Roll into West Jefferson, N.C., and you wonder: What if? What if the old Virginia-Carolina Railway had not been broken up and lost in time?
What if this place looked more like the Old Dominion?
"If they had done it like they did in Virginia, with that bike trail, it would have been great,"said West Jefferson's Calvin Green.
In Virginia, from Abingdon to Whitetop to the North Carolina border, this old railroad - later part of the Norfolk & Western line - has been preserved today as the Virginia Creeper Trail.
That logging line was once called the "Virginia Creeper Train." And, at one time, it ran from Abingdon to West Jefferson, an Ashe County, N.C., town that boasts a bustling downtown district, including an arts scene with 13 murals on various buildings.
West Jefferson also has its own cheese factory. So ... what if this train had become a trail here, too?
"My gut tells me it would have changed the dynamics of the community," said Mike Everhart, the owner of Ashe County Cheese.
Today, you can still see parts of the old railroad bed in West Jefferson. Mysteriously, a cardboard sign nailed to a telephone pole says R/R - with no explanation - and points to the rail bed.
Yet, nearby, another sign marks this level, grassy area as "PRIVATE PROPERTY."
Several yards from here, near the town's new Backstreet Park, you can still see the old West Jefferson train depot, now used for storage by Green, 51, the owner of W.J. Hardware on the town's Main Street.
Green bought the depot in the mid-1970s, just as the trains had quit running on the line. Once painted white with green trim, like so many other depots, it is now bright red.
Right on the old line, you'll also find an open-air pavilion, made to look like a railway building. It houses the Ashe County Farmers Market, held on Wednesdays and Saturdays. And it's a place that made me wonder again.
In Abingdon, the Virginia Creeper Trail has been imaginatively extended in recent years to run behind buildings to reach the Abingdon Farmers Market near Depot Square. What if a pedestrian could make their way from one farmers market to another on this trail?

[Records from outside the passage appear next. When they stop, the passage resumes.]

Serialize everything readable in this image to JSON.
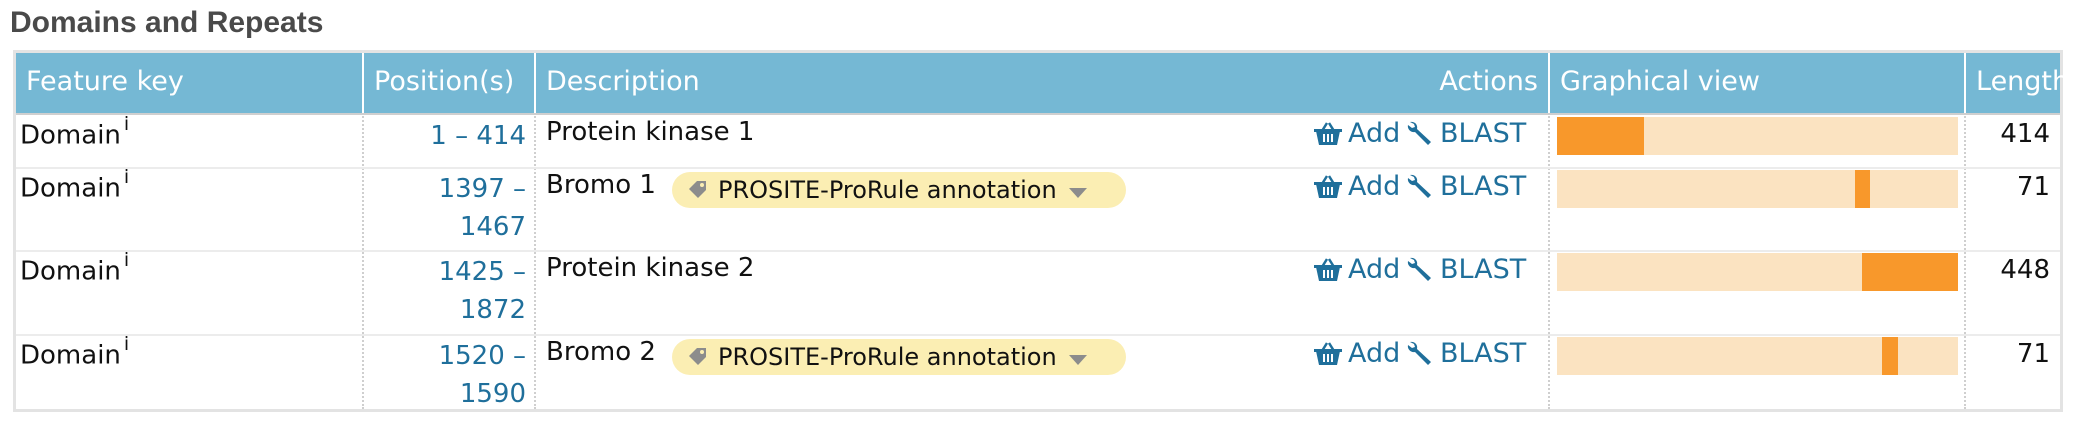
{
  "section": {
    "title": "Domains and Repeats"
  },
  "table": {
    "headers": {
      "feature_key": "Feature key",
      "positions": "Position(s)",
      "description": "Description",
      "actions": "Actions",
      "graphical_view": "Graphical view",
      "length": "Length"
    },
    "info_marker": "i",
    "add_label": "Add",
    "blast_label": "BLAST",
    "pill_label": "PROSITE-ProRule annotation",
    "rows": [
      {
        "feature": "Domain",
        "pos_line1": "1 – 414",
        "pos_line2": "",
        "description": "Protein kinase 1",
        "has_pill": false,
        "length": "414",
        "start_frac": 0.0,
        "end_frac": 0.218
      },
      {
        "feature": "Domain",
        "pos_line1": "1397 –",
        "pos_line2": "1467",
        "description": "Bromo 1",
        "has_pill": true,
        "length": "71",
        "start_frac": 0.744,
        "end_frac": 0.781
      },
      {
        "feature": "Domain",
        "pos_line1": "1425 –",
        "pos_line2": "1872",
        "description": "Protein kinase 2",
        "has_pill": false,
        "length": "448",
        "start_frac": 0.76,
        "end_frac": 1.0
      },
      {
        "feature": "Domain",
        "pos_line1": "1520 –",
        "pos_line2": "1590",
        "description": "Bromo 2",
        "has_pill": true,
        "length": "71",
        "start_frac": 0.81,
        "end_frac": 0.849
      }
    ]
  },
  "colors": {
    "header_bg": "#75b8d4",
    "link": "#1f6f9b",
    "track": "#fbe3c1",
    "fill": "#f8982b",
    "pill": "#fbeeb3"
  }
}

"Oh, wouldn't that have been great?"asked Carol Dodson, chairman of the West Jefferson Tourism Development Authority.
As it stands now, just beyond West Jefferson's farmers market, what was once the rail bed dead-ends in Backstreet Park.

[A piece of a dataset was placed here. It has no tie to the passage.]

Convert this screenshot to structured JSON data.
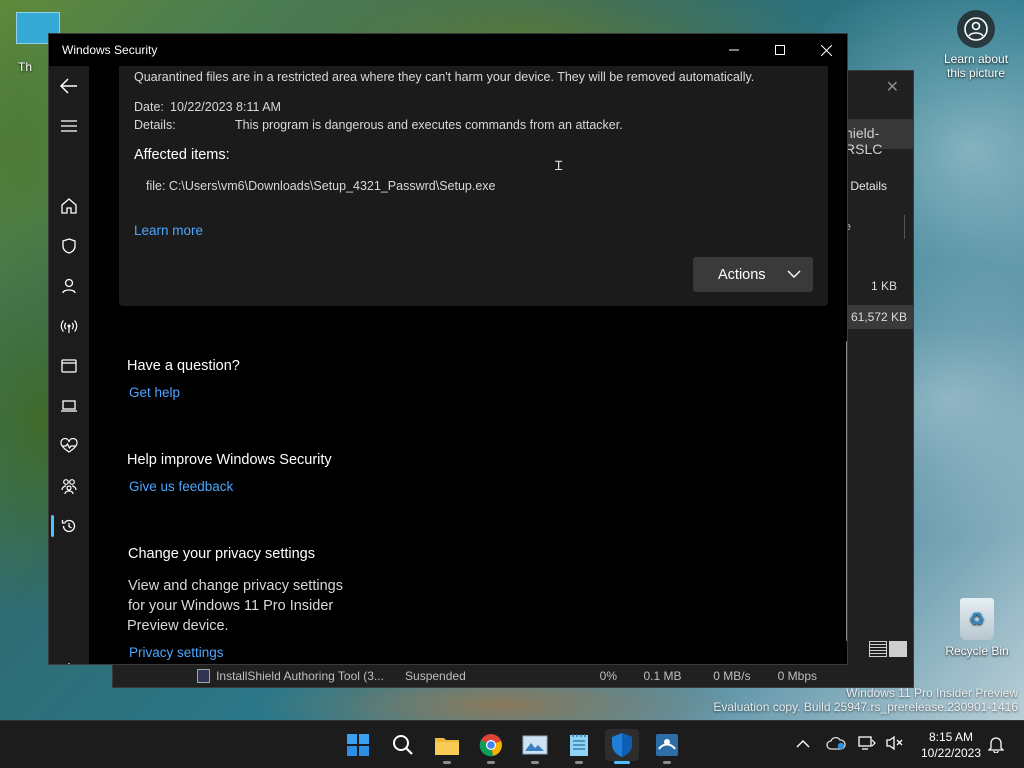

"It would have been amazing," mused a West Jefferson artist, Stephen Shoemaker. "Of course, all the property went back to the original landowners."
Shoemaker, 63, considers it's a "shame" that the train line never became a trail.
"The prettiest part of the trail is the North Carolina side," Shoemaker said. "But, what would have been even better ... is if we had kept the train."